Dopo aver approvato l'idea di Hermione, Pansy scese giù nei sotterranei, intanto che la Grifondoro andava alla ricerca del suo migliore amico.
Nel giro di qualche minuto riuscì a recuperare il mantello, compagno di tante avventure. E in altrettanto breve tempo, si trovò all'interno del famigerato covo delle serpi.

Dopo che Pansy aveva pronunciato la parola d'ordine, una porzione di muro di pietra - la quale nascondeva l'ingresso ai visitatori non graditi - era scivolata di lato.

La sala comune era fredda e gelida, a causa del fatto che si trovava sotto il livello dell'acqua del famoso Lago Nero.
La ragazza si guardò attorno curiosa, notando che i colori dominanti erano il verde e l'argento.
La cosa che più la colpì furono le grandi vetrate sottomarine, dalle quali gli studenti potevano ammirare strane creature acquatiche, tra le quali - secondo la legenda - il famoso Calamaro gigante, che da sempre dimorava nello stesso lago.

L'arredo presentava divani e poltrone di pelle nera, che rendevano il tutto ancora più lussuoso di quanto già non era. Tappeti con i colori della casa facevano da moquette, comprendo il pavimento altrimenti scuro.
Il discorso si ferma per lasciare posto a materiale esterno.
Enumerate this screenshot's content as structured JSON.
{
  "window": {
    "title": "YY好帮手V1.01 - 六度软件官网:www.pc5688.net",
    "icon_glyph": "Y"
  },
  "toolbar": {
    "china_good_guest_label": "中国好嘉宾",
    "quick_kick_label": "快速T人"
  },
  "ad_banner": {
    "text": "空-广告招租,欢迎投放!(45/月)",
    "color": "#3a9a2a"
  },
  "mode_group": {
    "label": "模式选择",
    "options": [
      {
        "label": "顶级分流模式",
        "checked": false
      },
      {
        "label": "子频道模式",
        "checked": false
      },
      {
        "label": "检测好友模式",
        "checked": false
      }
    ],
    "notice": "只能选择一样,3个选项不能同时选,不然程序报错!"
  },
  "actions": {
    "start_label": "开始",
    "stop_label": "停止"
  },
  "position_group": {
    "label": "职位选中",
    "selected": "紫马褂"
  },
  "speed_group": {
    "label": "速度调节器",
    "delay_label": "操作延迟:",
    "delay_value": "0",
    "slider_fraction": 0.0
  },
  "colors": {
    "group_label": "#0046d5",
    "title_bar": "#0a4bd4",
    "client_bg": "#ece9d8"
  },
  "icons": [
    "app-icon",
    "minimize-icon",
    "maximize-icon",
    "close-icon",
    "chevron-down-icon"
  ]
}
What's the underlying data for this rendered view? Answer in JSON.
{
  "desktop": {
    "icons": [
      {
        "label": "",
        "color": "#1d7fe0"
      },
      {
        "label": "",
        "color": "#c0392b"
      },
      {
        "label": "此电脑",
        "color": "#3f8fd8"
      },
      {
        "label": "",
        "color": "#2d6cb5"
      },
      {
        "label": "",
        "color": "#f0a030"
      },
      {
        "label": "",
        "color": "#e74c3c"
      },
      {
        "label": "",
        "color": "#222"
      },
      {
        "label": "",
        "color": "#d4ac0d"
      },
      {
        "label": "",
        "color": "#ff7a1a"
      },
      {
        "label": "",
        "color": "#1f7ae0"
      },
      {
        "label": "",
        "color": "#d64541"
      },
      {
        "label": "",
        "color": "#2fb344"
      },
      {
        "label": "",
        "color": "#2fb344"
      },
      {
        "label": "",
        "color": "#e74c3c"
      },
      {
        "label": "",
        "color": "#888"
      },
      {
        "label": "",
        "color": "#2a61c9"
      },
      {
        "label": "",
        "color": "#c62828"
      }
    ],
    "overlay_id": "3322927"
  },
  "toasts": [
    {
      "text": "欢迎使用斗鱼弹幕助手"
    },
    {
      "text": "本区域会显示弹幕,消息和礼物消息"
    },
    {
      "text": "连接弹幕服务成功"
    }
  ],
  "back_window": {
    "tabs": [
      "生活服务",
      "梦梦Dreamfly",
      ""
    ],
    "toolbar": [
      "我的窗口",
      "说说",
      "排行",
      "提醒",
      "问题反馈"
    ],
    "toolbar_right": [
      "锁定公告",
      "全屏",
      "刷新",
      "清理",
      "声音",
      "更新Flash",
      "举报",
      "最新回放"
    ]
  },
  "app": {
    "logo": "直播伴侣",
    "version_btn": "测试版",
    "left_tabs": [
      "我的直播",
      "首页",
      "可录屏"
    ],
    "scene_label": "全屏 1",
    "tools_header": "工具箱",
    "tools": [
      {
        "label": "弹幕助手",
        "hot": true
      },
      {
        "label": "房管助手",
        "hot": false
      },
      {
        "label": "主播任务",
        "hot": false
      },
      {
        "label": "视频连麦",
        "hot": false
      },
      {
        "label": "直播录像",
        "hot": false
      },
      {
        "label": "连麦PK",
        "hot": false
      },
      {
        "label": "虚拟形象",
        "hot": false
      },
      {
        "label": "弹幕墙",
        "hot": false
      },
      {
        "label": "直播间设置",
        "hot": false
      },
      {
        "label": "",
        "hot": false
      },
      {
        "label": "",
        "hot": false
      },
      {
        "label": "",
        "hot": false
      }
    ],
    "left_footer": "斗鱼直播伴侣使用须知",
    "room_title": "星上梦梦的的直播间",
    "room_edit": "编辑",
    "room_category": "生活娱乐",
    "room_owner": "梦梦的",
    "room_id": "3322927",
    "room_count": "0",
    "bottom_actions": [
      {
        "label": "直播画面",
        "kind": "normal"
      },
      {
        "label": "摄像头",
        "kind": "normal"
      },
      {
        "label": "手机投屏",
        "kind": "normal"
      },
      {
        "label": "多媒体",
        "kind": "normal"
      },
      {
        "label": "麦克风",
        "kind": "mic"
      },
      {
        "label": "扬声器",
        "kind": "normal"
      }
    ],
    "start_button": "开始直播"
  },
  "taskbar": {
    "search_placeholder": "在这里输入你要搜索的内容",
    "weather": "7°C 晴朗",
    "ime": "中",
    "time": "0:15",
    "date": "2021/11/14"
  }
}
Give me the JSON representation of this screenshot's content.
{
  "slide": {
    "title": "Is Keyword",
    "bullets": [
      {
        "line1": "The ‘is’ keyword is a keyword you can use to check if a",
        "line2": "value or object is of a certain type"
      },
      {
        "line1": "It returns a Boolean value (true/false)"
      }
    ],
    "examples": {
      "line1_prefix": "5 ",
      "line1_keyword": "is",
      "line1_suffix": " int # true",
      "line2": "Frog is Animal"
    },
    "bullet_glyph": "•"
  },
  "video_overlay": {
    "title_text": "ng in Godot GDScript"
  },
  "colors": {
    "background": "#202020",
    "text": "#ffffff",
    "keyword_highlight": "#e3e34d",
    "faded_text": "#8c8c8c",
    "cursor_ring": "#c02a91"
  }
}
Un enorme caminetto di pietra si trovava posto sulla parete frontale, abbellito da statuette e teschi, e meravigliosi quadri e arazzi rappresentavano i Serpeverde più famosi e importanti, uno dei quali era Merlino.

Hermione Jane Granger, da sotto il mantello prestatogli dall'amico, seguiva la Serpeverde lungo la scala a chiocciola in legno di mogano - dove si potevano ammirare le splendide incisioni di serpenti - che portava al corridoio dei dormitori. 
Una volta dentro la stanza, la giovane Grifondoro - dopo aver controllato che non ci fosse nessuno - si tolse il lungo pezzo di stoffa che la copriva, e continuò la sua perlustrazione.

I grandi letti erano ricoperti da preziosi copriletto ricamati con filo color argento, mentre la struttura a baldacchino era abbellita da pesanti tende di seta verde.

«Ti piace, Granger?-ghignò Pansy-di sicuro molto meglio di quello che vi potrete permettere a Grifondoro»rise, sedendosi su uno dei numerosi letti.

Hermione fece finta di non sentirla, e iniziò a camminare lungo la circonferenza della stanza.
«Non c'è nessuno»domandò dopo qualche secondo, preoccupata che una delle tante Serpeverdi odiose sarebbe potuta entrare da un momento all'altro.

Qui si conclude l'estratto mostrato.